En vertu de la Marriage Act 2014, les époux dans les mariages civils devaient attendre au moins trois ans à partir de la date de leur mariage avant de déposer une demande de divorce, bien qu'aucune telle limite ne s'appliquât aux autres mariages. Cependant, l'avocat Tukero Ole Kina a intenté une action en justice contre le Procureur général et l'Assemblée nationale en 2022, arguant que cette disposition était inconstitutionnelle.
La Haute Cour a statué en sa faveur, déclarant que la période d'attente de trois ans était discriminatoire et violait le droit à l'égalité et à la dignité humaine. La cour a noté que forcer les personnes à rester ensemble pendant trois ans alors qu'elles souhaitaient divorcer plus tôt portait atteinte à leur dignité. L'Assemblée nationale a fait appel de la décision, mais la Cour d'appel a confirmé le jugement de la Haute Cour.
La Cour d'appel a suspendu l'effet de sa déclaration pendant trois ans pour permettre au Parlement de modifier la Marriage Act. Comme aucune pétition n'a été déposée auprès de la Cour suprême depuis 2022, la nouvelle loi est entrée en vigueur officiellement en juin de cette année. L'avocat Danstan Omari a expliqué : « La durée du nombre d'années de mariage a été supprimée par la Cour d'appel. Comme il n'y a pas de contestation devant la Cour suprême, cela est désormais la loi. »

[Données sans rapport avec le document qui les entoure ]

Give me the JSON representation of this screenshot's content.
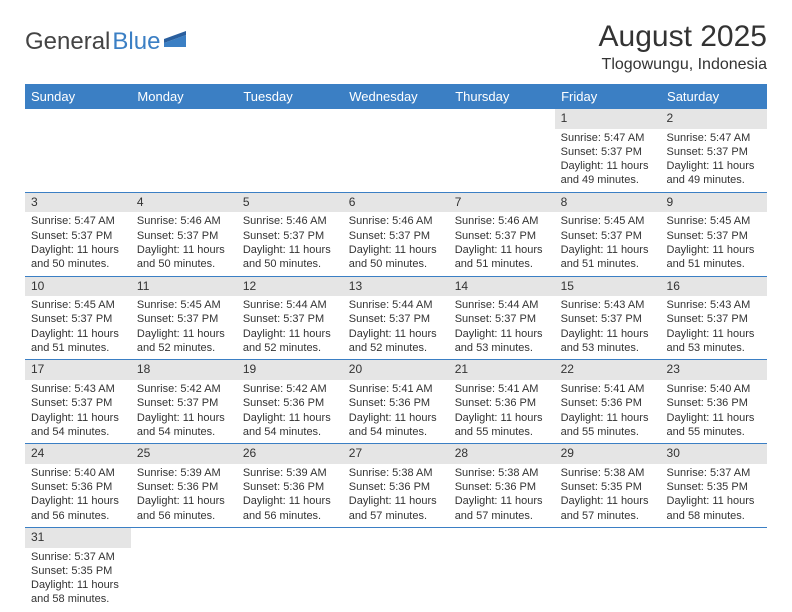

Il a ajouté : « Vous pouvez vous marier à 10 heures du matin et demander le divorce à 14 heures. Il n'y a pas de limite à la durée pendant laquelle vous devez rester marié. » Ce changement modifie le processus de divorce au Kenya, permettant des résolutions plus rapides pour les couples cherchant à mettre fin rapidement à leur union.